Inflammation initiates tendon healing and then normally resolves more or less completely. Unresolved inflammation might disturb the remodeling process. We hypothesized that suppression of inflammation during the early remodeling phase by systemic dexamethasone treatment can improve healing. 36 rats underwent Achilles tendon transection and were randomized to dexamethasone or saline on days 0-4 after surgery (early inflammatory phase), and euthanasia day 7. Another 54 rats received injections days 5-9 (early remodeling phase) and were euthanized day 12 for mechanical, histological and flow cytometric evaluation.

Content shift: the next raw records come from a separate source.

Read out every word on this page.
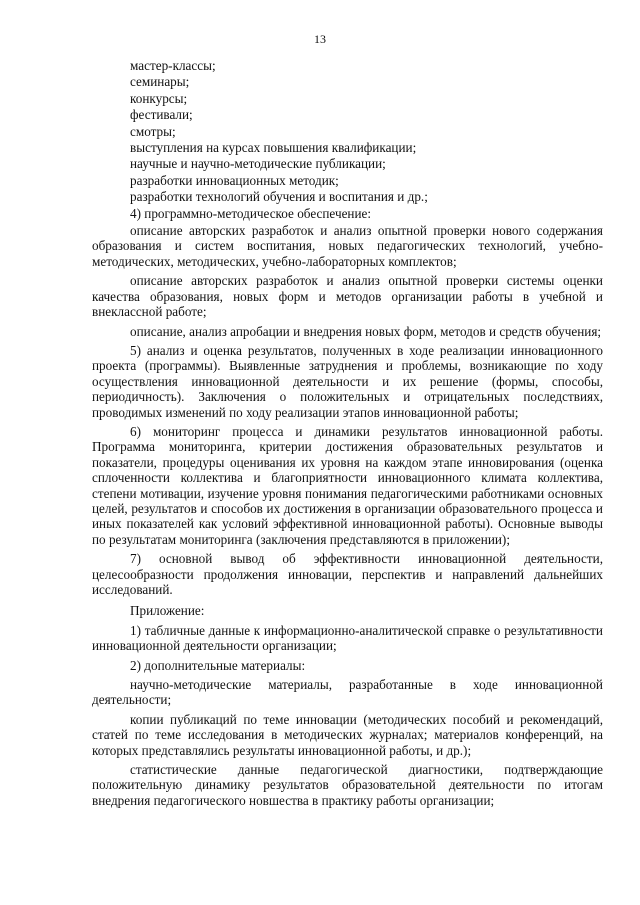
13
мастер-классы;
семинары;
конкурсы;
фестивали;
смотры;
выступления на курсах повышения квалификации;
научные и научно-методические публикации;
разработки инновационных методик;
разработки технологий обучения и воспитания и др.;
4) программно-методическое обеспечение:
описание авторских разработок и анализ опытной проверки нового содержания образования и систем воспитания, новых педагогических технологий, учебно-методических, методических, учебно-лабораторных комплектов;
описание авторских разработок и анализ опытной проверки системы оценки качества образования, новых форм и методов организации работы в учебной и внеклассной работе;
описание, анализ апробации и внедрения новых форм, методов и средств обучения;
5) анализ и оценка результатов, полученных в ходе реализации инновационного проекта (программы). Выявленные затруднения и проблемы, возникающие по ходу осуществления инновационной деятельности и их решение (формы, способы, периодичность). Заключения о положительных и отрицательных последствиях, проводимых изменений по ходу реализации этапов инновационной работы;
6) мониторинг процесса и динамики результатов инновационной работы. Программа мониторинга, критерии достижения образовательных результатов и показатели, процедуры оценивания их уровня на каждом этапе инновирования (оценка сплоченности коллектива и благоприятности инновационного климата коллектива, степени мотивации, изучение уровня понимания педагогическими работниками основных целей, результатов и способов их достижения в организации образовательного процесса и иных показателей как условий эффективной инновационной работы). Основные выводы по результатам мониторинга (заключения представляются в приложении);
7) основной вывод об эффективности инновационной деятельности, целесообразности продолжения инновации, перспектив и направлений дальнейших исследований.
Приложение:
1) табличные данные к информационно-аналитической справке о результативности инновационной деятельности организации;
2) дополнительные материалы:
научно-методические материалы, разработанные в ходе инновационной деятельности;
копии публикаций по теме инновации (методических пособий и рекомендаций, статей по теме исследования в методических журналах; материалов конференций, на которых представлялись результаты инновационной работы, и др.);
статистические данные педагогической диагностики, подтверждающие положительную динамику результатов образовательной деятельности по итогам внедрения педагогического новшества в практику работы организации;
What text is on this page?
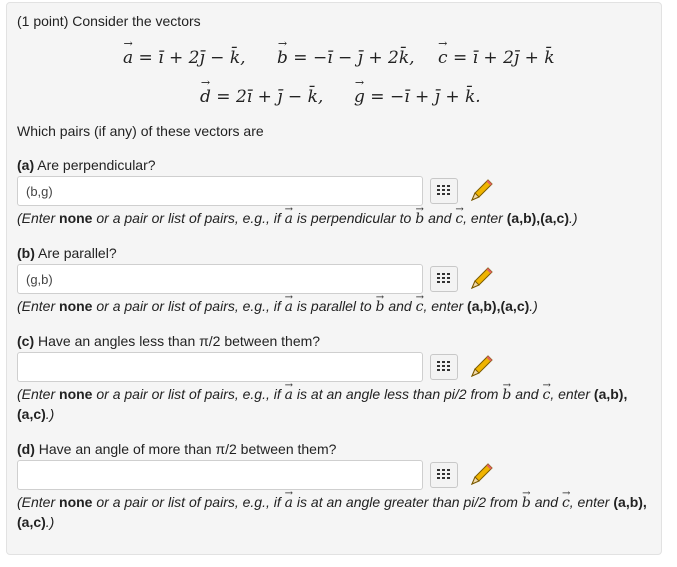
(1 point) Consider the vectors
→ a = ī + 2j̄ − k̄, → b = −ī − j̄ + 2k̄, → c = ī + 2j̄ + k̄
→ d = 2ī + j̄ − k̄, → g = −ī + j̄ + k̄.
Which pairs (if any) of these vectors are
(a) Are perpendicular?
(b,g)
(Enter none or a pair or list of pairs, e.g., if → a is perpendicular to → b and → c, enter (a,b),(a,c).)
(b) Are parallel?
(g,b)
(Enter none or a pair or list of pairs, e.g., if → a is parallel to → b and → c, enter (a,b),(a,c).)
(c) Have an angles less than π/2 between them?
(Enter none or a pair or list of pairs, e.g., if → a is at an angle less than pi/2 from → b and → c, enter (a,b), (a,c).)
(d) Have an angle of more than π/2 between them?
(Enter none or a pair or list of pairs, e.g., if → a is at an angle greater than pi/2 from → b and → c, enter (a,b), (a,c).)
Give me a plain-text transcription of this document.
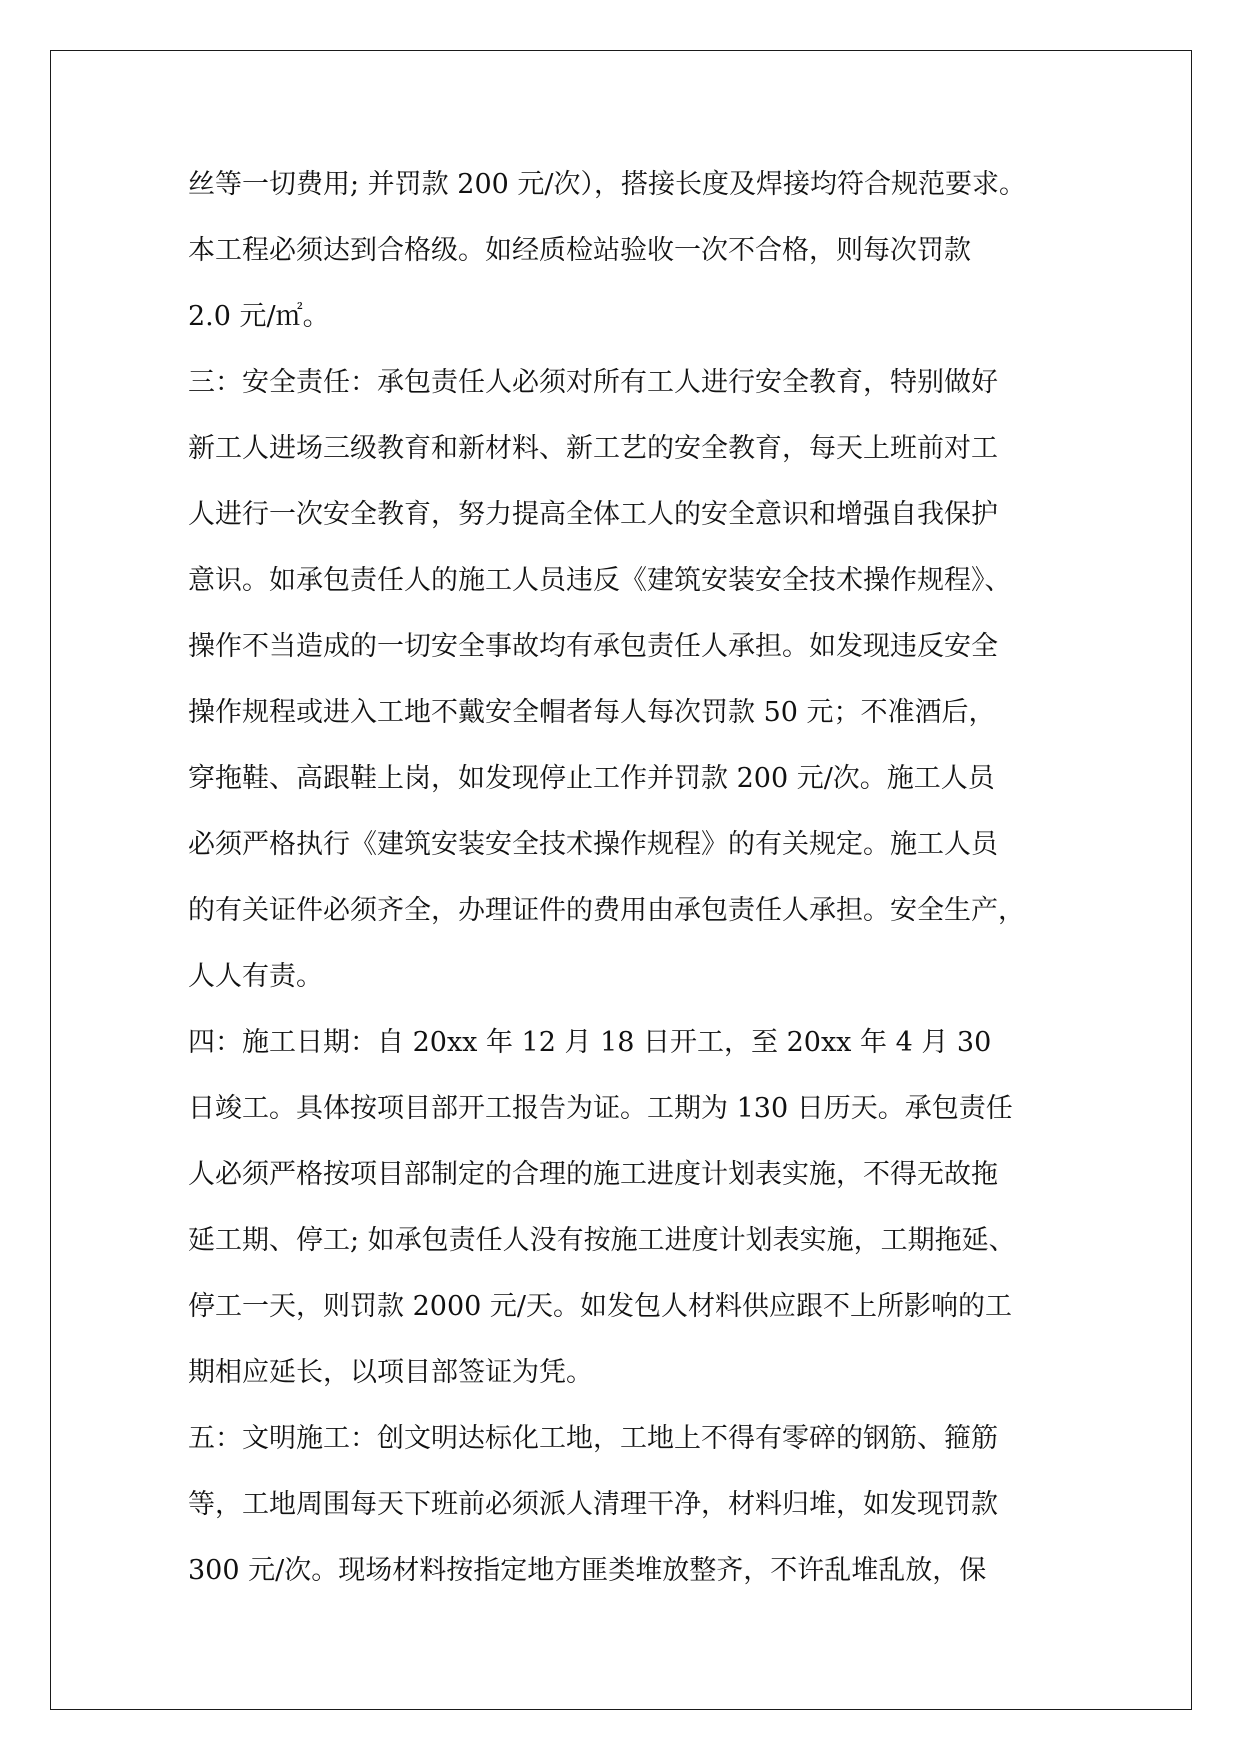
丝等一切费用; 并罚款 200 元/次），搭接长度及焊接均符合规范要求。

本工程必须达到合格级。如经质检站验收一次不合格，则每次罚款

2.0 元/㎡。

三：安全责任：承包责任人必须对所有工人进行安全教育，特别做好

新工人进场三级教育和新材料、新工艺的安全教育，每天上班前对工

人进行一次安全教育，努力提高全体工人的安全意识和增强自我保护

意识。如承包责任人的施工人员违反《建筑安装安全技术操作规程》、

操作不当造成的一切安全事故均有承包责任人承担。如发现违反安全

操作规程或进入工地不戴安全帽者每人每次罚款 50 元；不准酒后，

穿拖鞋、高跟鞋上岗，如发现停止工作并罚款 200 元/次。施工人员

必须严格执行《建筑安装安全技术操作规程》的有关规定。施工人员

的有关证件必须齐全，办理证件的费用由承包责任人承担。安全生产，

人人有责。

四：施工日期：自 20xx 年 12 月 18 日开工，至 20xx 年 4 月 30

日竣工。具体按项目部开工报告为证。工期为 130 日历天。承包责任

人必须严格按项目部制定的合理的施工进度计划表实施，不得无故拖

延工期、停工; 如承包责任人没有按施工进度计划表实施，工期拖延、

停工一天，则罚款 2000 元/天。如发包人材料供应跟不上所影响的工

期相应延长，以项目部签证为凭。

五：文明施工：创文明达标化工地，工地上不得有零碎的钢筋、箍筋

等，工地周围每天下班前必须派人清理干净，材料归堆，如发现罚款

300 元/次。现场材料按指定地方匪类堆放整齐，不许乱堆乱放，保
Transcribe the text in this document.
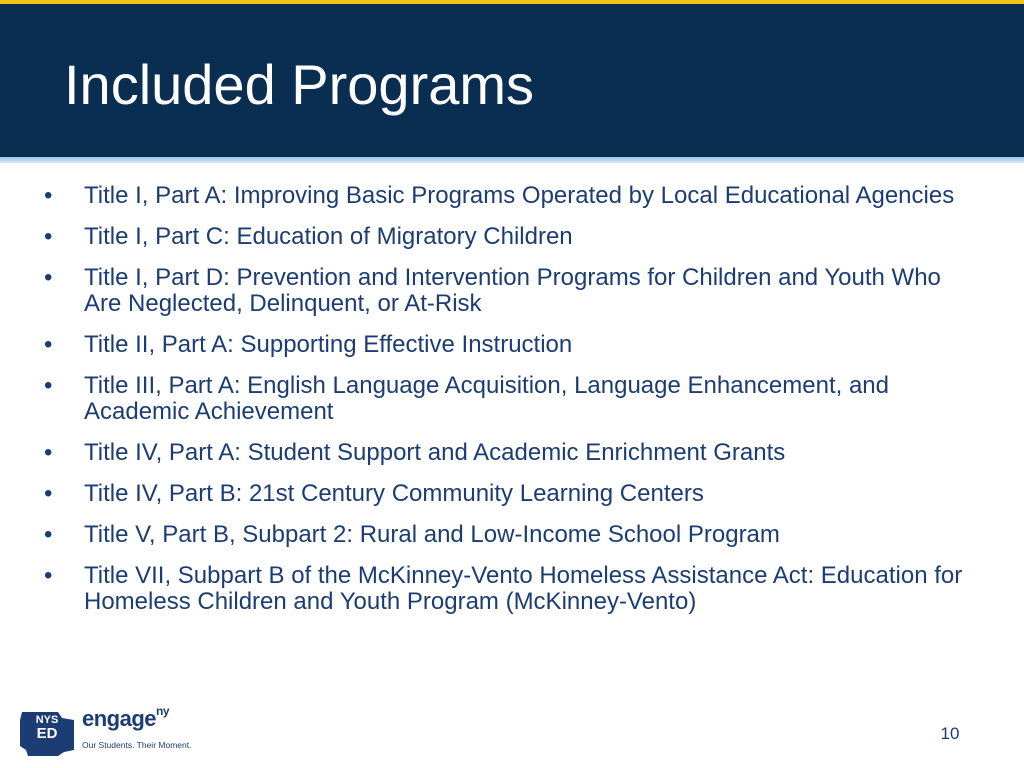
Included Programs
•	Title I, Part A: Improving Basic Programs Operated by Local Educational Agencies
•	Title I, Part C: Education of Migratory Children
•	Title I, Part D: Prevention and Intervention Programs for Children and Youth Who Are Neglected, Delinquent, or At-Risk
•	Title II, Part A: Supporting Effective Instruction
•	Title III, Part A: English Language Acquisition, Language Enhancement, and Academic Achievement
•	Title IV, Part A: Student Support and Academic Enrichment Grants
•	Title IV, Part B: 21st Century Community Learning Centers
•	Title V, Part B, Subpart 2: Rural and Low-Income School Program
•	Title VII, Subpart B of the McKinney-Vento Homeless Assistance Act: Education for Homeless Children and Youth Program (McKinney-Vento)
NYS
ED
engage$^{ny}$
Our Students. Their Moment.
10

Dexamethasone treatment days 0-4 reduced the cross-sectional area, peak force and stiffness by day 7 to less than half (p < 0.001 for all), while material properties (peak stress and elastic modulus) were not significantly affected. In contrast, dexamethasone treatment days 5-9 increased peak force by 39% (p = 0.002) and stiffness by 58% (p < 0.001). The cross-sectional area was reduced by 42% (p < 0.001). Peak stress and elastic modulus were more than doubled (p < 0.001 for both). Semi-quantitative histology at day 12 showed that late dexamethasone treatment improved collagen alignment, and flow cytometry revealed reduced numbers of CD8a+ cytotoxic T cells in the tendon callus. These results suggest that downregulation of lingering inflammation during the early remodeling phase can improve healing.